Spectral convergence of diffusion maps: improved error bounds and an alternative normalisation
This work addresses theoretical gaps in diffusion maps for researchers in manifold learning, offering incremental improvements in error analysis and a new normalization method.
The paper tackles the problem of weak theoretical error bounds for diffusion maps in manifold learning by improving them for distributions on a hypertorus, matching long-standing pointwise error bounds for spectral data and operator convergence. It also introduces an alternative normalization using Sinkhorn weights, proving better convergence on flat domains and providing an efficient algorithm.

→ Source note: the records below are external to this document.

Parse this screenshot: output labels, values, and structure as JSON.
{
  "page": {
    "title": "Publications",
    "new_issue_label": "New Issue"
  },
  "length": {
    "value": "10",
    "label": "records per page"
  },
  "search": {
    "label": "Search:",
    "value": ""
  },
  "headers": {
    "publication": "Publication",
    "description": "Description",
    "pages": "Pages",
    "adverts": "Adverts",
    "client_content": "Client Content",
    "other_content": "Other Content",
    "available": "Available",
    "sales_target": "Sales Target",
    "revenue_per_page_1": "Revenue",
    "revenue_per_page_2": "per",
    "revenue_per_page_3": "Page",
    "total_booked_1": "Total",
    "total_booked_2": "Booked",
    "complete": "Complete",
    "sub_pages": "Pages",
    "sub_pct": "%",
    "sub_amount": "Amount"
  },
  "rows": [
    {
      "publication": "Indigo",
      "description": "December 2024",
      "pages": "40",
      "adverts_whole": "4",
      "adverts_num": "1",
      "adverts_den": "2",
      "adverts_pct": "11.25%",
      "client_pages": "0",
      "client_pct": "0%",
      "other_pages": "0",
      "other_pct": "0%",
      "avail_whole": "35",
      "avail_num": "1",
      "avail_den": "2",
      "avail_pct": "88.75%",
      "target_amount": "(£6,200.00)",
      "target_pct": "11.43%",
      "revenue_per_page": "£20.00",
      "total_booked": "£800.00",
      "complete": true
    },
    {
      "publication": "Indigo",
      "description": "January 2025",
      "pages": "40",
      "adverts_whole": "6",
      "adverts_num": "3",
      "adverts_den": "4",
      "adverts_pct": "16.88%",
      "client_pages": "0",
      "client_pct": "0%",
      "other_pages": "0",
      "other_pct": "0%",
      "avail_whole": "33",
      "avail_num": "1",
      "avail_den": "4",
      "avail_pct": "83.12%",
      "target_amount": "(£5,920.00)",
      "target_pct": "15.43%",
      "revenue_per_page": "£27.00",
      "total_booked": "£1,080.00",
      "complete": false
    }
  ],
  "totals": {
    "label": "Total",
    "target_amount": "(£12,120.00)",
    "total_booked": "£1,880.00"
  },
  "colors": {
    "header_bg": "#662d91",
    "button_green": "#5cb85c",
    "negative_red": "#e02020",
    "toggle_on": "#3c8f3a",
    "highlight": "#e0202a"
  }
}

Diffusion maps is a manifold learning algorithm widely used for dimensionality reduction. Using a sample from a distribution, it approximates the eigenvalues and eigenfunctions of associated Laplace-Beltrami operators. Theoretical bounds on the approximation error are however generally much weaker than the rates that are seen in practice. This paper uses new approaches to improve the error bounds in the model case where the distribution is supported on a hypertorus. For the data sampling (variance) component of the error we make spatially localised compact embedding estimates on certain Hardy spaces; we study the deterministic (bias) component as a perturbation of the Laplace-Beltrami operator's associated PDE, and apply relevant spectral stability results. Using these approaches, we match long-standing pointwise error bounds for both the spectral data and the norm convergence of the operator discretisation. We also introduce an alternative normalisation for diffusion maps based on Sinkhorn weights. This normalisation approximates a Langevin diffusion on the sample and yields a symmetric operator approximation. We prove that it has better convergence compared with the standard normalisation on flat domains, and present a highly efficient algorithm to compute the Sinkhorn weights.